A tractor trailer truck that was damaged by an apparent tornado lays on its side in Albany, Ga. A vast storm system kicked up apparent tornadoes, shredded mobile homes and left other destruction scattered around the Southeast over the weekend.
A tractor trailer truck that was damaged by an apparent tornado lays on its side in Albany, Ga. A vast storm system kicked up apparent tornadoes, shredded mobile homes and left other destruction scattered around the Southeast over the weekend.

ALBANY, Ga. (AP) - Chuck Stafford was watching the Atlanta Falcons rout the Green Bay Packers for the NFC title when bad weather suddenly began to pound his mobile home in southern Georgia.

Stafford, 74, had just gone to the bathroom during Sunday's football game when the wind started whipping the mobile home park in Albany where he has lived for 31 years. His home started shaking violently.

The gusts blew the windows out of Stafford's trailer, spraying shattered glass everywhere.

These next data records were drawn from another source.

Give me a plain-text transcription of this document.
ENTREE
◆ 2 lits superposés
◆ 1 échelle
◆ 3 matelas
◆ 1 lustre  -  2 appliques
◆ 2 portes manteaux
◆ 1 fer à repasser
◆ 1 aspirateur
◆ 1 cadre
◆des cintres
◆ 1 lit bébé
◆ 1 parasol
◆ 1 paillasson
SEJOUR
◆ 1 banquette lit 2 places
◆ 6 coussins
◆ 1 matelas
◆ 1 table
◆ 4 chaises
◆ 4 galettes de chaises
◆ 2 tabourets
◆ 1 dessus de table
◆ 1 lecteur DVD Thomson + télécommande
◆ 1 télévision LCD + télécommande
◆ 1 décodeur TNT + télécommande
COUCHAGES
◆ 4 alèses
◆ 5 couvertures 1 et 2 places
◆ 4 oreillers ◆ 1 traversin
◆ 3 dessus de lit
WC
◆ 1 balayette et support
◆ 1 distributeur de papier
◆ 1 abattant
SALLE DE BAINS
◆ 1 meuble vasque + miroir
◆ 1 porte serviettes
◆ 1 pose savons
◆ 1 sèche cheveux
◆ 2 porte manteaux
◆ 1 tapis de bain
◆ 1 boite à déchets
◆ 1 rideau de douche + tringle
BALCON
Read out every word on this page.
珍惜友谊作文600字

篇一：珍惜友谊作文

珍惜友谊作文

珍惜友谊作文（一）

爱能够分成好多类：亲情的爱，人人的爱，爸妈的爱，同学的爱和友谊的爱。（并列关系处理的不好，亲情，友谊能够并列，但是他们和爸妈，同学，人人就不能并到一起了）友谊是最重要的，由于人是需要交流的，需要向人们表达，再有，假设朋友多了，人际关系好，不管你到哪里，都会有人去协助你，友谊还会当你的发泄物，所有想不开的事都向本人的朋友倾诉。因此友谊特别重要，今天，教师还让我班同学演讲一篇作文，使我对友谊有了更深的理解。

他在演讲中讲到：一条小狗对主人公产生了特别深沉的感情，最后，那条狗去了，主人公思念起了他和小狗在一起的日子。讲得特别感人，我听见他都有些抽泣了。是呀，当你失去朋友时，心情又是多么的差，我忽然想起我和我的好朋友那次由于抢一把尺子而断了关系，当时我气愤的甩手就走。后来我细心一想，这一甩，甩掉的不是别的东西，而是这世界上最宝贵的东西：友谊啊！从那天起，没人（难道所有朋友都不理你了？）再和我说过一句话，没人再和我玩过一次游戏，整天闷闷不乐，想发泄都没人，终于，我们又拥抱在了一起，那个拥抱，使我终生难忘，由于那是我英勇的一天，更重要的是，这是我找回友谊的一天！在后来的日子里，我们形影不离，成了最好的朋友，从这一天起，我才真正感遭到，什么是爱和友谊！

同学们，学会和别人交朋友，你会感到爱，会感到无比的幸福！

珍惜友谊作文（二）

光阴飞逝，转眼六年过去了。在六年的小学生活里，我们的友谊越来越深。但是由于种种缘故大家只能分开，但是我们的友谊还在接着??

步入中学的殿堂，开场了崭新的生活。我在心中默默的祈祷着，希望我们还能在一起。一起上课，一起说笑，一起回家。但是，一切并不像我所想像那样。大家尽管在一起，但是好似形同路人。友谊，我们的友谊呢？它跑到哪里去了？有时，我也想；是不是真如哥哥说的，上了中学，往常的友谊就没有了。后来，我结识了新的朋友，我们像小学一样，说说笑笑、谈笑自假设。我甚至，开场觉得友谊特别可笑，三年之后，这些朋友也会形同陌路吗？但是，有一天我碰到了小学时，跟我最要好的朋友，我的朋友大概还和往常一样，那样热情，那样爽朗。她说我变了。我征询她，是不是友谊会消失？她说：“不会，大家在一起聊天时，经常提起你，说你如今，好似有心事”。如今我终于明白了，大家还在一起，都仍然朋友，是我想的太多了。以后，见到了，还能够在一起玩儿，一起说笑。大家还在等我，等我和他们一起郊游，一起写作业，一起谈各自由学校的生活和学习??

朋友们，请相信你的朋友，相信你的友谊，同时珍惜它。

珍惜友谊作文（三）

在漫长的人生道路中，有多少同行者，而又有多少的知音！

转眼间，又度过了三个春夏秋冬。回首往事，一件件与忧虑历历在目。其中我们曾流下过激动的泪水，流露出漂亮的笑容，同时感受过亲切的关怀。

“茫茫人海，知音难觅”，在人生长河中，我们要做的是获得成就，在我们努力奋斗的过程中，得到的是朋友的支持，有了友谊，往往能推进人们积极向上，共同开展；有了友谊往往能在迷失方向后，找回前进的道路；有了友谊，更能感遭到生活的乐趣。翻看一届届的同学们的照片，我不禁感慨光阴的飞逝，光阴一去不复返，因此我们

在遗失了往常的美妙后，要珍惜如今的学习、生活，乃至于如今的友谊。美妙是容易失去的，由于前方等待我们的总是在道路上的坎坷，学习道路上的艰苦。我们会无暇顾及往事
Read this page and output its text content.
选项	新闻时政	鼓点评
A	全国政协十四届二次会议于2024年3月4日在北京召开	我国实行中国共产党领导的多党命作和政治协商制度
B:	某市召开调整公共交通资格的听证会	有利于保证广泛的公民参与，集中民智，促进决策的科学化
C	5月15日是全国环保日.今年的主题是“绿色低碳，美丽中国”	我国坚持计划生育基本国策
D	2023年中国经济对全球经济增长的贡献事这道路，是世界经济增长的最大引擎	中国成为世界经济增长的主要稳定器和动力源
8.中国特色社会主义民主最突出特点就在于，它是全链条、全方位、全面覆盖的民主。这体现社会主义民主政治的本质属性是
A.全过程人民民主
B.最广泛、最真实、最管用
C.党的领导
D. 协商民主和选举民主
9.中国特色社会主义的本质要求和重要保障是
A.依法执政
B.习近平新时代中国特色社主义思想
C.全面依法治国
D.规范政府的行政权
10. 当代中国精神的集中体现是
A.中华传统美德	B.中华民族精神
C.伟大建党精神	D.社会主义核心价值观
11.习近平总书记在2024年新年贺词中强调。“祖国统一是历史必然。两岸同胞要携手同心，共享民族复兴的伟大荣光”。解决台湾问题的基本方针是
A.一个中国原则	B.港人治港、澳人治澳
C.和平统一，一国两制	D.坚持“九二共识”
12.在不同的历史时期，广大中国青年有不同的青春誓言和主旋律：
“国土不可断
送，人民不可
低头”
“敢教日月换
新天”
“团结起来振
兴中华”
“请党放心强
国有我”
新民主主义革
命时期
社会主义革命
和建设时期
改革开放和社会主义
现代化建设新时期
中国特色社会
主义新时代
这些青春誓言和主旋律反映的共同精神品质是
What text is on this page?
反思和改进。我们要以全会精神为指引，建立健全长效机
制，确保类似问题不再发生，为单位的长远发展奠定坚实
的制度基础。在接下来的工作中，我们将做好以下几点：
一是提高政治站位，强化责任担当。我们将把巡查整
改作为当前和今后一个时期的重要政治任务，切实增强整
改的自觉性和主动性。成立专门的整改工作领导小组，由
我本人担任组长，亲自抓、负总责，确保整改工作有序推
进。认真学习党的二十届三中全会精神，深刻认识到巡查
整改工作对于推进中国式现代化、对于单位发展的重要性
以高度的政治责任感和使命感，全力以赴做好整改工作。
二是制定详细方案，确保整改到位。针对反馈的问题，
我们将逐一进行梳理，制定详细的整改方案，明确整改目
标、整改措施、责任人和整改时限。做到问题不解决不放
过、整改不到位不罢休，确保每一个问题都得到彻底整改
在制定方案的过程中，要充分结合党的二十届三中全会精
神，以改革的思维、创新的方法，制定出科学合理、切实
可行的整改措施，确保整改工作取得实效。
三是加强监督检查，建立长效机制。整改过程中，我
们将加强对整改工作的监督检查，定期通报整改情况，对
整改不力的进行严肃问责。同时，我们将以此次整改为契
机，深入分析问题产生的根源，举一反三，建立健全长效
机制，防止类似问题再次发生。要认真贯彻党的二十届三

But he was lucky.

"I grabbed hold of my washer and dryer, got my legs spread apart and hunched over," Stafford said. "I guess I picked a good time to go to the bathroom."

Stafford was among residents in Georgia, Mississippi and South Carolina who were trying to pick up the pieces left behind by a powerful storm system that tore across the Deep South over the weekend, killing 19 people, including 15 in south Georgia. Rescuers were going through stricken areas Monday, searching for possible survivors.

Dougherty County Coroner Michael Fowler said that a total of four people died Sunday in the county that includes Albany. Some 60 miles away, Coroner Tim Purvis in south Georgia's Cook County confirmed seven people died at the mobile home park in the rural community of Adel, where about half of the 40 homes were leveled.

The 15 killed in south Georgia included two deaths each in the counties of Berrien and Brooks.

In South Carolina, the National Weather Service has confirmed that two tornadoes struck over the weekend, injuring one woman who was trapped in a mobile home that was damaged near Blackville. The weather service says a tornado touched down about 3:45 p.m. Saturday in Barnwell County and moved into Bamberg County. The other occurred in Orangeburg County a few minutes later.

Weather experts say tornadoes can hit any time of year in the South - including in the dead of winter. Even north Florida was under the weekend weather threat.

While the central U.S. has a fairly defined tornado season - the spring - the risk of tornadoes "never really goes to zero" for most of the year in the Southeast, explained Patrick Marsh of the Storm Prediction Center in Norman, Oklahoma.

He said 39 possible tornadoes were reported across the Southeast from early Saturday into Sunday evening - none immediately confirmed. Of that, 30 were reported in Georgia, four in Mississippi, and one each in Louisiana and South Carolina.

January tornado outbreaks are rare but not unprecedented, particularly in the South. Data from the Storm Prediction Center shows that, over the past decade, the nation has seen an average of 38 tornadoes in January, ranging from a high of 84 in 2008 to just four in 2014.